A velocidade de 78 rpm permitia cerca de três a cinco minutos de áudio por lado, dependendo do diâmetro (predominantemente 25 cm ou 30 cm). O material de goma-laca tornava os discos extremamente frágeis e suscetíveis a quebras, ao contrário do vinil que os sucedeu. A agulha de aço utilizada nos toca-discos desgastava rapidamente a superfície, exigindo substituição frequente para evitar danos às gravações.

Musicalmente, o formato 78 rpm testemunhou o surgimento do jazz, do blues, da música clássica interpretada por grandes maestros e da música popular brasileira, com nomes como Pixinguinha, Carmen Miranda e Noel Rosa. Grandes gravadoras como RCA Victor, Columbia e Odeon investiram massivamente na produção desses discos, criando catálogos que hoje são tesouros históricos. Colecionadores e arquivistas dedicam-se à preservação dessas gravações, utilizando equipamentos modernos para digitalizar o áudio sem comprometer a integridade dos discos originais.

A transição para o vinil ocorreu gradualmente a partir de 1948, com a introdução do LP de 33 1/3 rpm pela Columbia e do single de 45 rpm pela RCA Victor. Apesar de obsoletos, os discos de 78 rpm continuam sendo estudados por historiadores e apreciados por audiófilos que buscam o timbre característico e a autenticidade das primeiras gravações elétricas e acústicas. O termo "78" tornou-se sinônimo de uma era que moldou a indústria fonográfica e o consumo de música em todo o mundo.

Perguntas frequentes

Qual a diferença entre discos de 78 rpm e os de vinil?

Os discos de 78 rpm são feitos de goma-laca, um material frágil, e tocam a 78 rotações por minuto. Já os discos de vinil (33 1/3 e 45 rpm) são feitos de policloreto de vinila (PVC), mais flexível e resistente, e permitem maior fidelidade sonora e maior tempo de gravação.

Por que os discos de 78 rpm têm esse nome?

O nome vem da velocidade de rotação padrão: 78 rotações por minuto (rpm). Essa velocidade foi adotada para garantir um equilíbrio entre qualidade sonora e duração da gravação. Na prática, a velocidade variava entre 76 e 82 rpm até a padronização em 78 rpm.

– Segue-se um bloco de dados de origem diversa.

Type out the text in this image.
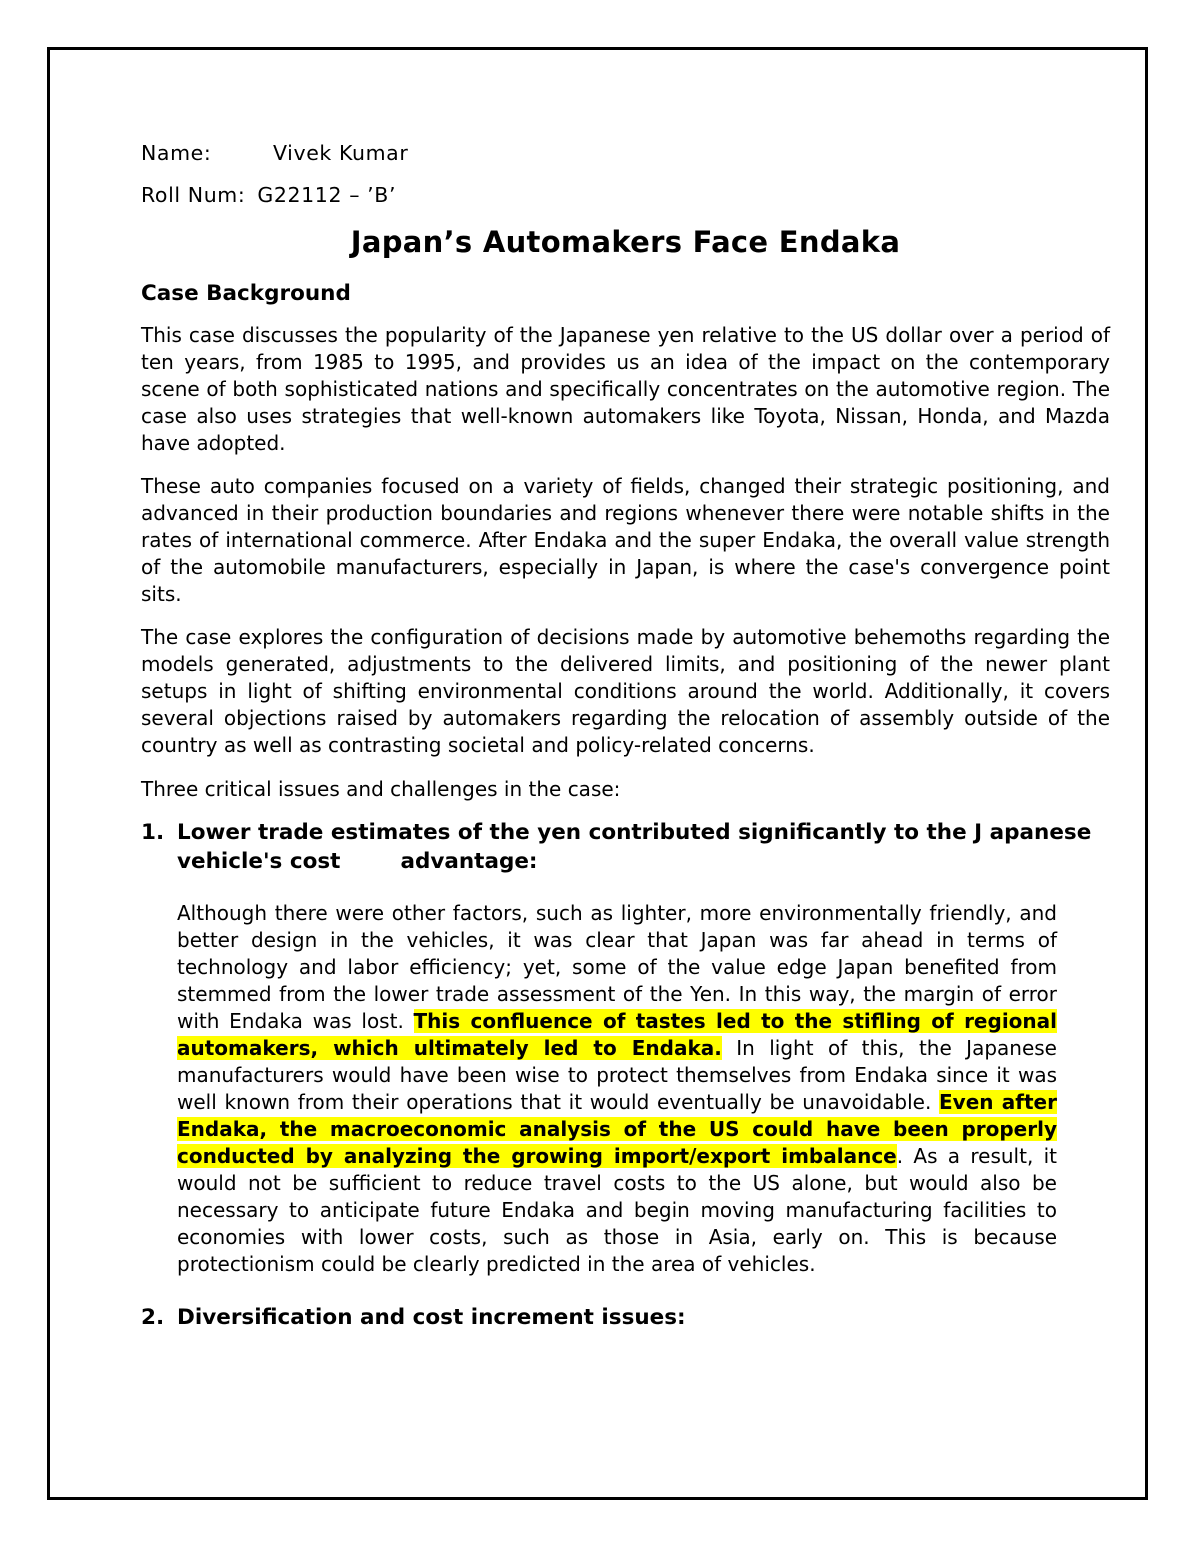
Name:	Vivek Kumar
Roll Num: G22112 – ’B’
Japan’s Automakers Face Endaka
Case Background

This case discusses the popularity of the Japanese yen relative to the US dollar over a period of ten years, from 1985 to 1995, and provides us an idea of the impact on the contemporary scene of both sophisticated nations and specifically concentrates on the automotive region. The case also uses strategies that well-known automakers like Toyota, Nissan, Honda, and Mazda have adopted.

These auto companies focused on a variety of fields, changed their strategic positioning, and advanced in their production boundaries and regions whenever there were notable shifts in the rates of international commerce. After Endaka and the super Endaka, the overall value strength of the automobile manufacturers, especially in Japan, is where the case's convergence point sits.

The case explores the configuration of decisions made by automotive behemoths regarding the models generated, adjustments to the delivered limits, and positioning of the newer plant setups in light of shifting environmental conditions around the world. Additionally, it covers several objections raised by automakers regarding the relocation of assembly outside of the country as well as contrasting societal and policy-related concerns.

Three critical issues and challenges in the case:

1. Lower trade estimates of the yen contributed significantly to the J apanese vehicle's cost	advantage:

Although there were other factors, such as lighter, more environmentally friendly, and better design in the vehicles, it was clear that Japan was far ahead in terms of technology and labor efficiency; yet, some of the value edge Japan benefited from stemmed from the lower trade assessment of the Yen. In this way, the margin of error with Endaka was lost. This confluence of tastes led to the stifling of regional automakers, which ultimately led to Endaka. In light of this, the Japanese manufacturers would have been wise to protect themselves from Endaka since it was well known from their operations that it would eventually be unavoidable. Even after Endaka, the macroeconomic analysis of the US could have been properly conducted by analyzing the growing import/export imbalance. As a result, it would not be sufficient to reduce travel costs to the US alone, but would also be necessary to anticipate future Endaka and begin moving manufacturing facilities to economies with lower costs, such as those in Asia, early on. This is because protectionism could be clearly predicted in the area of vehicles.

2. Diversification and cost increment issues:
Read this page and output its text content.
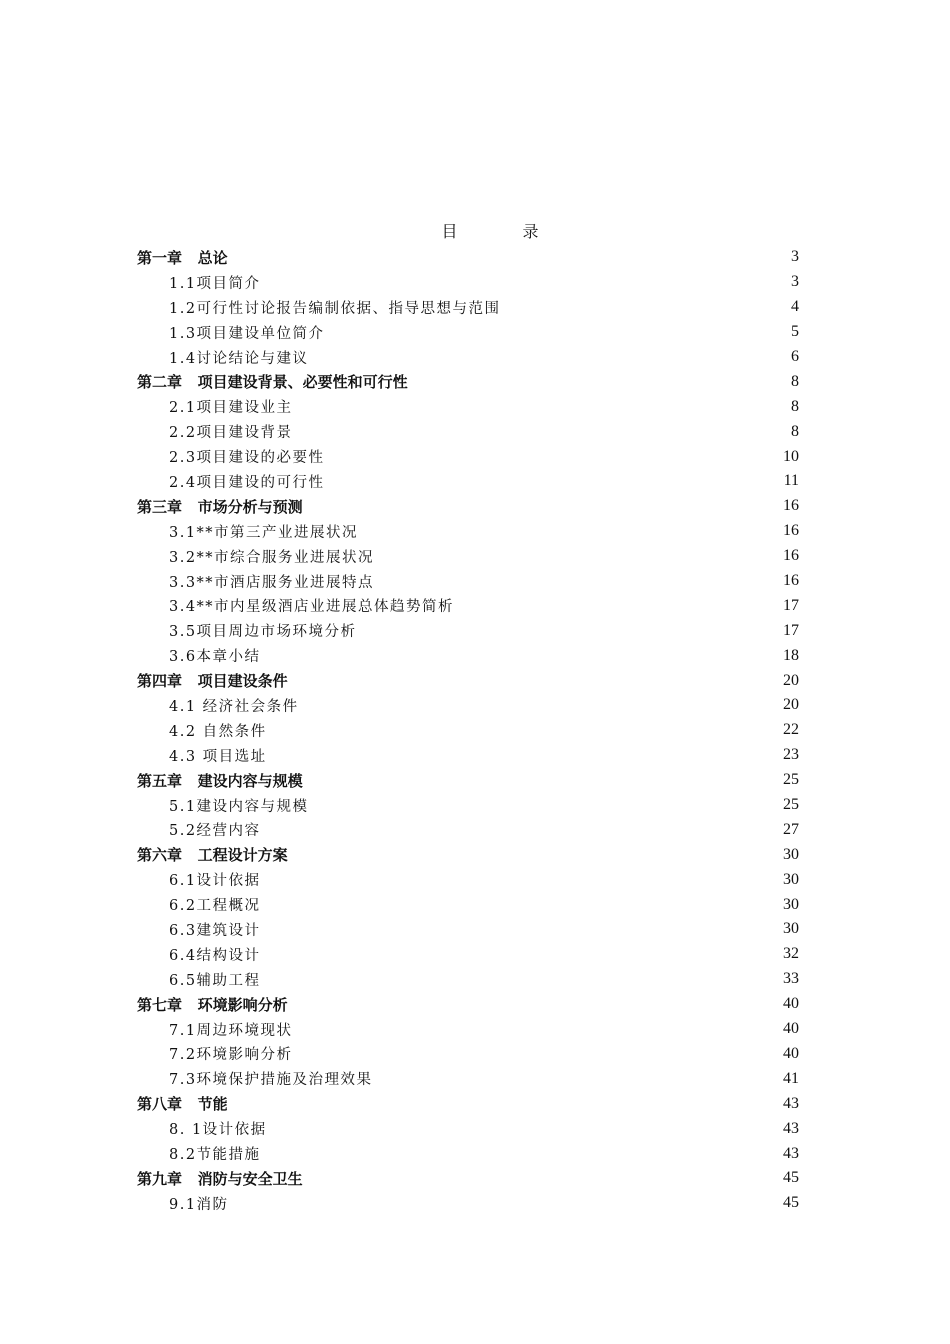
目 录
第一章   总论	3
1.1项目简介	3
1.2可行性讨论报告编制依据、指导思想与范围	4
1.3项目建设单位简介	5
1.4讨论结论与建议	6
第二章   项目建设背景、必要性和可行性	8
2.1项目建设业主	8
2.2项目建设背景	8
2.3项目建设的必要性	10
2.4项目建设的可行性	11
第三章   市场分析与预测	16
3.1**市第三产业进展状况	16
3.2**市综合服务业进展状况	16
3.3**市酒店服务业进展特点	16
3.4**市内星级酒店业进展总体趋势简析	17
3.5项目周边市场环境分析	17
3.6本章小结	18
第四章   项目建设条件	20
4.1 经济社会条件	20
4.2 自然条件	22
4.3 项目选址	23
第五章   建设内容与规模	25
5.1建设内容与规模	25
5.2经营内容	27
第六章   工程设计方案	30
6.1设计依据	30
6.2工程概况	30
6.3建筑设计	30
6.4结构设计	32
6.5辅助工程	33
第七章   环境影响分析	40
7.1周边环境现状	40
7.2环境影响分析	40
7.3环境保护措施及治理效果	41
第八章   节能	43
8. 1设计依据	43
8.2节能措施	43
第九章   消防与安全卫生	45
9.1消防	45
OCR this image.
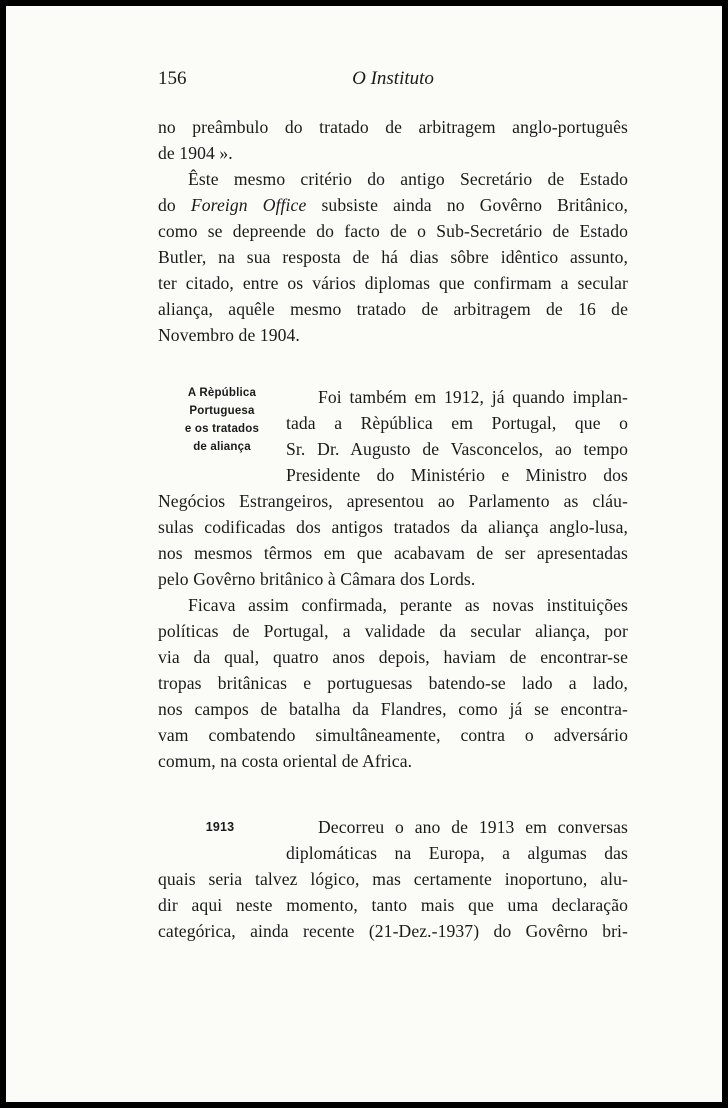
156	O Instituto
no preâmbulo do tratado de arbitragem anglo-português
de 1904 ».
Êste mesmo critério do antigo Secretário de Estado
do Foreign Office subsiste ainda no Govêrno Britânico,
como se depreende do facto de o Sub-Secretário de Estado
Butler, na sua resposta de há dias sôbre idêntico assunto,
ter citado, entre os vários diplomas que confirmam a secular
aliança, aquêle mesmo tratado de arbitragem de 16 de
Novembro de 1904.
A Rèpública
Portuguesa
e os tratados
de aliança
Foi também em 1912, já quando implan-
tada a Rèpública em Portugal, que o
Sr. Dr. Augusto de Vasconcelos, ao tempo
Presidente do Ministério e Ministro dos
Negócios Estrangeiros, apresentou ao Parlamento as cláu-
sulas codificadas dos antigos tratados da aliança anglo-lusa,
nos mesmos têrmos em que acabavam de ser apresentadas
pelo Govêrno britânico à Câmara dos Lords.
Ficava assim confirmada, perante as novas instituições
políticas de Portugal, a validade da secular aliança, por
via da qual, quatro anos depois, haviam de encontrar-se
tropas britânicas e portuguesas batendo-se lado a lado,
nos campos de batalha da Flandres, como já se encontra-
vam combatendo simultâneamente, contra o adversário
comum, na costa oriental de Africa.
1913	Decorreu o ano de 1913 em conversas
diplomáticas na Europa, a algumas das
quais seria talvez lógico, mas certamente inoportuno, alu-
dir aqui neste momento, tanto mais que uma declaração
categórica, ainda recente (21-Dez.-1937) do Govêrno bri-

Os discos de 78 rpm ainda podem ser tocados hoje?

Sim, mas é necessário um toca-discos com agulha específica para 78 rpm e pré-amplificador com equalização adequada (curva RIAA não é compatível). Muitos colecionadores usam equipamentos modernos com cápsulas de diamante ou agulhas de safira para evitar desgaste, além de sistemas de digitalização para preservar o áudio.